I'd like to ask you if you can increase the verbosity of the logs using the --zap-devel flag that will enable the development logging feature, providing further detailed stack traces.

What's weird is that the Pod is not being killed by the readiness/liveness probes, I'm expecting these have been set but better double-check this.

From a resource point of view, do you see an increase in memory consumption or abnormal CPU usage? Having a Grafana dashboard output would be great to see if we're getting an OOM or something messing up with the CPU.

@bsctl and @gdurifw are also running Capsule in a production environment: do you have any other insight to share to debug this?

d-m commented 3 years ago
Screen Shot 2020-11-19 at 9 23 56 AM

Here's a screenshot of the dashboard from where we recreated the pods. I'll increase the log level and see what we find. Capsule has been pretty stable for the last 24 hours after recreating the pods, though.

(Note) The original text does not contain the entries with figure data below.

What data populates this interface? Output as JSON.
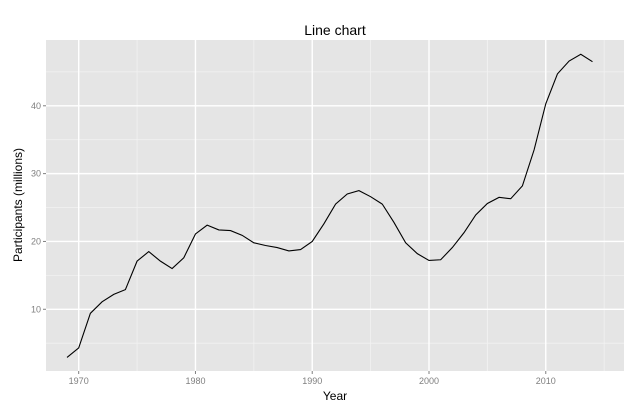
{
  "chart_data": {
    "type": "line",
    "title": "Line chart",
    "xlabel": "Year",
    "ylabel": "Participants (millions)",
    "xlim": [
      1967.2,
      2016.7
    ],
    "ylim": [
      0.9,
      49.7
    ],
    "x_ticks": [
      1970,
      1980,
      1990,
      2000,
      2010
    ],
    "y_ticks": [
      10,
      20,
      30,
      40
    ],
    "grid": true,
    "legend": "none",
    "colors": {
      "panel": "#e5e5e5",
      "grid_major": "#ffffff",
      "grid_minor": "#f2f2f2",
      "line": "#000000",
      "tick_label": "#7f7f7f"
    },
    "series": [
      {
        "x": [
          1969,
          1970,
          1971,
          1972,
          1973,
          1974,
          1975,
          1976,
          1977,
          1978,
          1979,
          1980,
          1981,
          1982,
          1983,
          1984,
          1985,
          1986,
          1987,
          1988,
          1989,
          1990,
          1991,
          1992,
          1993,
          1994,
          1995,
          1996,
          1997,
          1998,
          1999,
          2000,
          2001,
          2002,
          2003,
          2004,
          2005,
          2006,
          2007,
          2008,
          2009,
          2010,
          2011,
          2012,
          2013,
          2014
        ],
        "values": [
          2.9,
          4.3,
          9.4,
          11.1,
          12.2,
          12.9,
          17.1,
          18.5,
          17.1,
          16.0,
          17.6,
          21.1,
          22.4,
          21.7,
          21.6,
          20.9,
          19.8,
          19.4,
          19.1,
          18.6,
          18.8,
          20.0,
          22.6,
          25.5,
          27.0,
          27.5,
          26.6,
          25.5,
          22.8,
          19.8,
          18.2,
          17.2,
          17.3,
          19.1,
          21.3,
          23.9,
          25.6,
          26.5,
          26.3,
          28.2,
          33.5,
          40.3,
          44.7,
          46.6,
          47.6,
          46.5
        ]
      }
    ]
  }
}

prometherion commented 3 years ago

Thanks for sharing, everything seems ok at first glance.

Please, next time try to ping the /readyz and /healthz endpoint probes rather than the webhook TLS terminated port: we're expecting also a detailed report on logs about what's not working there.

d-m commented 3 years ago

Sounds good. I enabled the --zap-devel flag and will keep an eye on it and check those probes as well if it happens again. I should note that we have four clusters provisioned identically and noticed this issue on each one. Capsule has been stable on each cluster after restarting the pods yesterday.

prometherion commented 3 years ago

Hey @d-m, any news about this issue?

d-m commented 3 years ago

No it seems to have been stable after rebooting. Feel free to close and now that I have debug logs enabled I'll reply with more info if it happens again.